Plağın ikinci bölümünde ise konuk efsanevi Marshall Allen...

Marshall Allen denildiğinde benim için akan sular durur o kadar diyeyim size. Sun Ra Arkestra'nın önemli bir parçası olan ve 1990'larda bu orkestranın lideri haline gelmiş olması ayrı bir konu, bir çok müzik tarihçisinin benim de katıldığım görüşlerine göre savaş sonrası dönemin en kendisine özgü ve ayrık saksafoncusu olması ayrı bir konu. Marshall Allen çok sayıda enstrümanı çalabilen bir müzisyen ancak albümü dinlemeye başladığımda acaba çalmış mıdır dediğim bir enstrüman vardı özellikle; EVI.

Ve cevabı evet çalmış!

Plağın "B" yüzü dünyanın herhangi bir ülkesinden müzikseverler açısından ses çıkartılmadan dinlenilecek kıymettedir benim gözümde. Bulut plağının ikinci yüzünü kaplayan "Toprak" parçasına bir bakış atın arkasından konserde konstruKt'un zincirlerinden sıyrılmış halde Marshall Allen ile çaldığı versiyona bir bakış atın, neden ısrarla meraklılara konserlere gidin çağrıları yapmamızın sebebini anlayacaksınız.

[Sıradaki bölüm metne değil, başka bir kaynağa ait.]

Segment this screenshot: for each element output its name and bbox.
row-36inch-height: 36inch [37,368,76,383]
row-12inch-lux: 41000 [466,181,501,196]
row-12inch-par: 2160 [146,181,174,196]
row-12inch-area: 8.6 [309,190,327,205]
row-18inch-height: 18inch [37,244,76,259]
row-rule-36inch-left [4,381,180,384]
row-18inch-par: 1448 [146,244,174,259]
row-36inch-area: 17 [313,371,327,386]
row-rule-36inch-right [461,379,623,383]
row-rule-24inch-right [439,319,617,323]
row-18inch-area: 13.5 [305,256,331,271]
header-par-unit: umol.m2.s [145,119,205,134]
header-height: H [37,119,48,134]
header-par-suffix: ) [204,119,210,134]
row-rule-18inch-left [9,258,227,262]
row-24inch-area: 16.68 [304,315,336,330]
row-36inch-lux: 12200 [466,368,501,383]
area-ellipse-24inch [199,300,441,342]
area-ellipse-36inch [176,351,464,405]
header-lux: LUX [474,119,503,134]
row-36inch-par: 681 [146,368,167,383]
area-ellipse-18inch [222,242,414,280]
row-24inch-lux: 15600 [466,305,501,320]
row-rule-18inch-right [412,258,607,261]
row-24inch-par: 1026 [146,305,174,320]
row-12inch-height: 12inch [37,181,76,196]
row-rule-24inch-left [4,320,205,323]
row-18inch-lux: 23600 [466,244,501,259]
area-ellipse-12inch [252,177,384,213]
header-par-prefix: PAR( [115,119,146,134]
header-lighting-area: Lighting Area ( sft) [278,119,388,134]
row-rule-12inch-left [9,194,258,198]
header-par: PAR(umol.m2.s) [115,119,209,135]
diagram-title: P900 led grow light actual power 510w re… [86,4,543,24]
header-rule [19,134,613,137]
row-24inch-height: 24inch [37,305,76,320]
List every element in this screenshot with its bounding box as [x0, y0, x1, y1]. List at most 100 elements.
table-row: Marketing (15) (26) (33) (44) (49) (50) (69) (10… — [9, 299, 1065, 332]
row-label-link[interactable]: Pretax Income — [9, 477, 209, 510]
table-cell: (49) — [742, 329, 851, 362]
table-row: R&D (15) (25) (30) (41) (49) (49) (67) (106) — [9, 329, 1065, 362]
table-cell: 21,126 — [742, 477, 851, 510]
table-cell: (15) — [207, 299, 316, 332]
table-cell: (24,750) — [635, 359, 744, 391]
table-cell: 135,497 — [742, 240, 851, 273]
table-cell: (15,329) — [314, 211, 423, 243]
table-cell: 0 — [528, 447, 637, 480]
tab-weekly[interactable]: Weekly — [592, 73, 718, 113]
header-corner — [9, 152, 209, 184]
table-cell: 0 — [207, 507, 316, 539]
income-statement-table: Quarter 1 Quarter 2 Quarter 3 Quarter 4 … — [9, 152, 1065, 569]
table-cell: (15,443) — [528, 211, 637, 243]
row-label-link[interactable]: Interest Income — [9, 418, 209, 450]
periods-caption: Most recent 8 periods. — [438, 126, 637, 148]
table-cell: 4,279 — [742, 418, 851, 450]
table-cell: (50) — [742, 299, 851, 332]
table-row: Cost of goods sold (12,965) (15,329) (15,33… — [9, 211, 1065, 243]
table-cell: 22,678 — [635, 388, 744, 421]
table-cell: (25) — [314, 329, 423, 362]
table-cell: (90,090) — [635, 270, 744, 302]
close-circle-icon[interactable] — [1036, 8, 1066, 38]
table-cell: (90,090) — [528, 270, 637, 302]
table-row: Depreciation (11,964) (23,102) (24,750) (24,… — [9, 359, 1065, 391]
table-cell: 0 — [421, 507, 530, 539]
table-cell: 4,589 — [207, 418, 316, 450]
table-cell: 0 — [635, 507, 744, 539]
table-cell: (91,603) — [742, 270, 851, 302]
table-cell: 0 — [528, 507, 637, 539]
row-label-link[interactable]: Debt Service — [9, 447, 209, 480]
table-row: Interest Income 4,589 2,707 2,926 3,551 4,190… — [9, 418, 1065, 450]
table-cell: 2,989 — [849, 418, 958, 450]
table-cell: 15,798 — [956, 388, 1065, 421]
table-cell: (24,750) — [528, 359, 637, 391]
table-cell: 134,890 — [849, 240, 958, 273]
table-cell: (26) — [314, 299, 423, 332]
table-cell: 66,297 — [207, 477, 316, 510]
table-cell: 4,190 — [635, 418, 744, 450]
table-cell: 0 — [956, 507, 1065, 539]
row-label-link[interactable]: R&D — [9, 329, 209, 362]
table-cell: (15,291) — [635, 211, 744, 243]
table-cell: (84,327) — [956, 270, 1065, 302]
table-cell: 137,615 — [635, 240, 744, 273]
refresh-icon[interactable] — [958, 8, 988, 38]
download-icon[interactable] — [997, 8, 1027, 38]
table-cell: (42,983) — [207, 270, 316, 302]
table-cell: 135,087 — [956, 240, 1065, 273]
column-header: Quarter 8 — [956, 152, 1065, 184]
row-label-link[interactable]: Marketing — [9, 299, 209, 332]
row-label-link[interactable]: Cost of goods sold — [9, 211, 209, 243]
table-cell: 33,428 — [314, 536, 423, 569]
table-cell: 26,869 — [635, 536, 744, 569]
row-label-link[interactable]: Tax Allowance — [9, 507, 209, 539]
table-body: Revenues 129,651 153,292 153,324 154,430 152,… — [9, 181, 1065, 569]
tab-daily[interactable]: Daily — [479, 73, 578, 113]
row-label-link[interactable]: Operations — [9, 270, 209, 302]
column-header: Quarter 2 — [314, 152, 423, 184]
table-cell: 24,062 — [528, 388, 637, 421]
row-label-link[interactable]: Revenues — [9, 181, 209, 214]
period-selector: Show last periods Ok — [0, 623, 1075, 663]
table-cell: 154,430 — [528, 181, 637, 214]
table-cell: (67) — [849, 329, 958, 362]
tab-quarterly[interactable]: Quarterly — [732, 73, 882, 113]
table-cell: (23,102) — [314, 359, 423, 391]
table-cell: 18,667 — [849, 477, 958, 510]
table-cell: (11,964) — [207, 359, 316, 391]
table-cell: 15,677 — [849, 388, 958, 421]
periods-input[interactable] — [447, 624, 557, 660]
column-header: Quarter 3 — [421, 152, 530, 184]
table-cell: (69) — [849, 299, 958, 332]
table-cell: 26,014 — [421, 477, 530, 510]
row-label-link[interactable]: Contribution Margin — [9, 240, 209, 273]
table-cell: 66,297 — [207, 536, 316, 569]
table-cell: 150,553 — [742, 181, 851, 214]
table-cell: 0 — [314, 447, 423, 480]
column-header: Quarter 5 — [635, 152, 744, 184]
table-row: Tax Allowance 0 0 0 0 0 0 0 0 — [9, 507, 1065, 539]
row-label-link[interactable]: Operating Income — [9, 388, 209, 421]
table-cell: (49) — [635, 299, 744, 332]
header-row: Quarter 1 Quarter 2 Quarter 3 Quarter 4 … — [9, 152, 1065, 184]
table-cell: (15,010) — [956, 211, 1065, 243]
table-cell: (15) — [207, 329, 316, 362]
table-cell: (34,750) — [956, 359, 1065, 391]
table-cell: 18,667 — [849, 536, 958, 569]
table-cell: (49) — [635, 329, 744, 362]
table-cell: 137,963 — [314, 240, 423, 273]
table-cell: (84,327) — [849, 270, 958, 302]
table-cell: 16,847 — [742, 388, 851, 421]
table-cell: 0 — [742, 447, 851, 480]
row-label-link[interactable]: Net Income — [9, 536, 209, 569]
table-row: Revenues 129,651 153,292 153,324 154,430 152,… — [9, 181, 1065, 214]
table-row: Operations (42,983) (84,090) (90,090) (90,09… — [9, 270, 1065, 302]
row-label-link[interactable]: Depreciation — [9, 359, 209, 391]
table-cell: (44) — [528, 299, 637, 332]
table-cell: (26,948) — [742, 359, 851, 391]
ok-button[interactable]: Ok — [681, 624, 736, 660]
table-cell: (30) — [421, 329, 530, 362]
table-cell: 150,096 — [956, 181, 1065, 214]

konstruKt ve Marshall Allen "Live At Sant'anna Aressi Jazz Festival" albümü plak kaydı olması açısından konstruKt çevresel diskografisinin dördüncü üyesi. konstruKt ve Marshall Allen çalışmaları açısından ise ikinci kayıt olarak dikkatimizi çekiyor. Bildiğiniz üzere ilk kayıt "Vibrations Of The Day" Aradan geçen yıllarda, değişenleri önce bahsi geçen CD'yi arkasından "Live At Sant'anna Aressi Jazz Festival" plağını dinleyerek duyabilirsiniz. Haydi gelin doğrusunu söyleyelim, değişim değil gelişim demeliyiz buna!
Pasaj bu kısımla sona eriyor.